January 29, 2008
The road was wet this morning from the morning rain and sky, the grey colour sky made me feel irritating. Everything at that moment looked ugly and sad on my eyes. I just wanted to get out of my life with him who needs help that I couldn't give him. and bring smile to him.
As I mentioned few days ago, a friend of mine got a huge problem so his family has been struggling from many things, caused by that disaster. I met him 3days in a row however there was nothing changed. why I did meet him was to make sure he was ok and just wanted to be with him. When someone needs help and I'm not able to give him anything, I feel useless. I wish I had something to give him. He was strong guy physically and mentally. He loved his life and that lessened me to open my eyes and know how beautiful my life is. But it does seem like he is in the hell therefore he doesn't know what to do. What can I do for him? what should I do? just see how everything goes with him? If there's God please help him pleas care of him, please get him out of this hell.

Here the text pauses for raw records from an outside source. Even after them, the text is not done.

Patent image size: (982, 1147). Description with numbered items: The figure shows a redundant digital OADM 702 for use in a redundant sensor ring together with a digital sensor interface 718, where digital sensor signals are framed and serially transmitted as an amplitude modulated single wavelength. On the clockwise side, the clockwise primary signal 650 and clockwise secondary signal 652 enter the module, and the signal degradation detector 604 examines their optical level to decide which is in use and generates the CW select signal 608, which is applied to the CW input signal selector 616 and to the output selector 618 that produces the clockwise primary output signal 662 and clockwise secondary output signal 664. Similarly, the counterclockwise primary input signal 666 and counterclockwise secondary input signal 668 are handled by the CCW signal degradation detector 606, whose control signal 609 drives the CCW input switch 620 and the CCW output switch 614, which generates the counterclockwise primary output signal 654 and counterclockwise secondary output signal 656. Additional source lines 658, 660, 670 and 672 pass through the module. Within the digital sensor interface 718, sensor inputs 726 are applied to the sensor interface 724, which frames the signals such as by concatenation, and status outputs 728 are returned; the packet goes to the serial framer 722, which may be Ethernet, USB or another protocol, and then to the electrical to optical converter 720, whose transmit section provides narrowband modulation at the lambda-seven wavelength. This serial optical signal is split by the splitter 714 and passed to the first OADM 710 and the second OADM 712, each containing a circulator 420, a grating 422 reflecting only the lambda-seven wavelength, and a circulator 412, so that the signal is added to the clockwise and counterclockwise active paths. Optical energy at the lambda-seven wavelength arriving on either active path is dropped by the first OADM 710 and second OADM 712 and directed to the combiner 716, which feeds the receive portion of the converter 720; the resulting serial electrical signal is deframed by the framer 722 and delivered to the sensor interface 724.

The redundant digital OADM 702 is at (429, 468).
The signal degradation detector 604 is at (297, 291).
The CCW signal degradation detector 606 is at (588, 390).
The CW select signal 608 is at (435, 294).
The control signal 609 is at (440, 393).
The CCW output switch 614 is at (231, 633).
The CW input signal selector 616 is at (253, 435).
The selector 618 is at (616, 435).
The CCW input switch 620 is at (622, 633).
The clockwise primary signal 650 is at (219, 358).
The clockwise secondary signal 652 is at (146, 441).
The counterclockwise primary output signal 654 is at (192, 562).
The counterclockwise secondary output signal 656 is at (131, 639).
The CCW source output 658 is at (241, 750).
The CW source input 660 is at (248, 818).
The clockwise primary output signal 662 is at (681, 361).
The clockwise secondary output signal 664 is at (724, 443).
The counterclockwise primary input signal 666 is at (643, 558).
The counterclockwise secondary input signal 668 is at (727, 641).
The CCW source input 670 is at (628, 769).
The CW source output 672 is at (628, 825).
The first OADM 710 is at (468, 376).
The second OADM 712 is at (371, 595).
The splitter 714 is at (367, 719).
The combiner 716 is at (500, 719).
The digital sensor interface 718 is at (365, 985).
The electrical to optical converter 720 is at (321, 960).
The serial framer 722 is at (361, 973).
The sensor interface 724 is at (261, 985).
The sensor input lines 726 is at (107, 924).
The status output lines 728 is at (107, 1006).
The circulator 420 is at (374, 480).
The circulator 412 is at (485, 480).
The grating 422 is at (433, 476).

Talking craft is good sometimes. I met some people and talk about random topic which made me not think of my friend for a while. some people didn't know what's manner is. I guess it's because Internet, letting people hide themselves regardless of how and what they are talking about meanwhile there are a lot of people who, well mannered. and I met a guy who current study to be a interpreter which I wanted to be and I may will try to become. It's so hard to pass the test in order to take the class to be interpreter as far as I know. Frankly, His speaking wasn't good as I expected though he knows a variety of terminology in politics, economics and history. our conversation went to job stuff. hot issue to me and ended up talking about English plan that new coming government may will take effect. I went straight to bed after the conversation was done, it was 3am.